In these cases, Rossom said, any type of outreach could potentially save a life.

“When you are seeing a population of people who have all these risk factors, it is hard to know from the outside who is going to be most at risk from this group.” Predictor lists, she said, may be another way to identify individuals who are creeping closer to a suicide attempt: “It is good to have a tool that gives you an indication of that so you have another opportunity to do what you can to help.”

Algorithm in action

Since they began reaching out to individuals on the registry of members at elevated suicide risk, Walker said that he and his colleagues encountered a handful of situations where they feel they were able to help avert a potential suicide attempt.

One example, Walker said, was a female HealthPartners member.

“She showed up on the registry as high risk for a suicide attempt. We reached out to her. In our initial conversations she wasn’t identifying any mental health concerns.” In a follow-up call, the member’s behavioral health case manager was able to take the conversation deeper, Walker said: “We were able to complete a suicide attempt screening questionnaire and determine that she actually was having suicidal thoughts.”

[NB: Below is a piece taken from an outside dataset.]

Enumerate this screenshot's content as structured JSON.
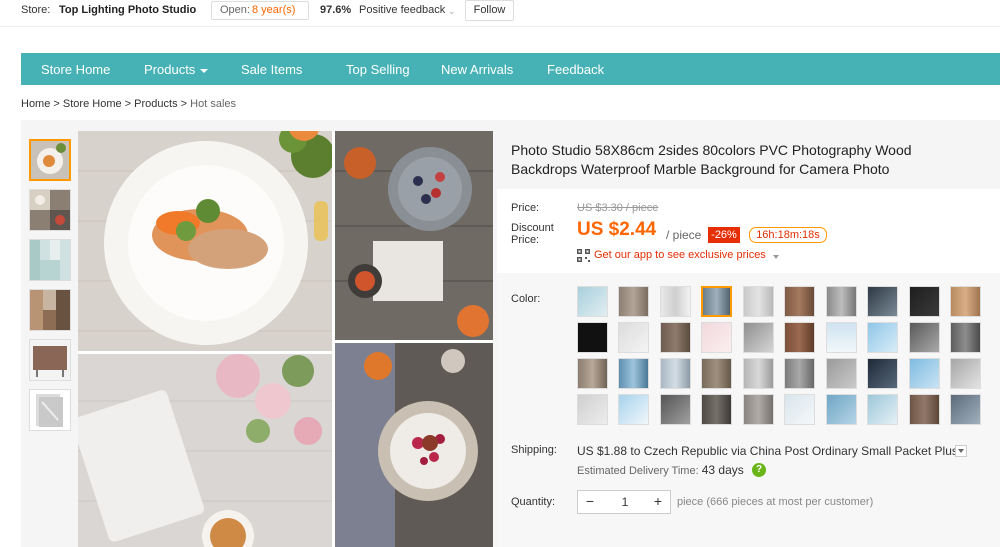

The woman told her case manager that she had been thinking about killing herself with a gun, Walker said. “If we didn’t have this screening information, we wouldn’t have talked to her about this, but because we had flagged her has having the risk, we were able to do risk screening and safety planning with her.”

The woman told her case manager that she had guns in her house, and the case manager went to work to make sure that the guns could be stored in a place that the member did not have access to. “We made a plan with one of her family members to make sure that the guns would be placed in a locked box and that the member did not have access to the key,” Walker said. The case manager then helped the member secure appointments with mental health providers so she could get the extra care she needed.

While he believes that an algorithm will never take the place of human connection in treating mental illness, Walker said he does see a clear, life-saving benefit from having access to this list.

“What this process allowed us to do was know that there was a concern for this member and then initiate a conversation and address it,” he said. “I really don’t think that would have happened if we did not have that process in place.”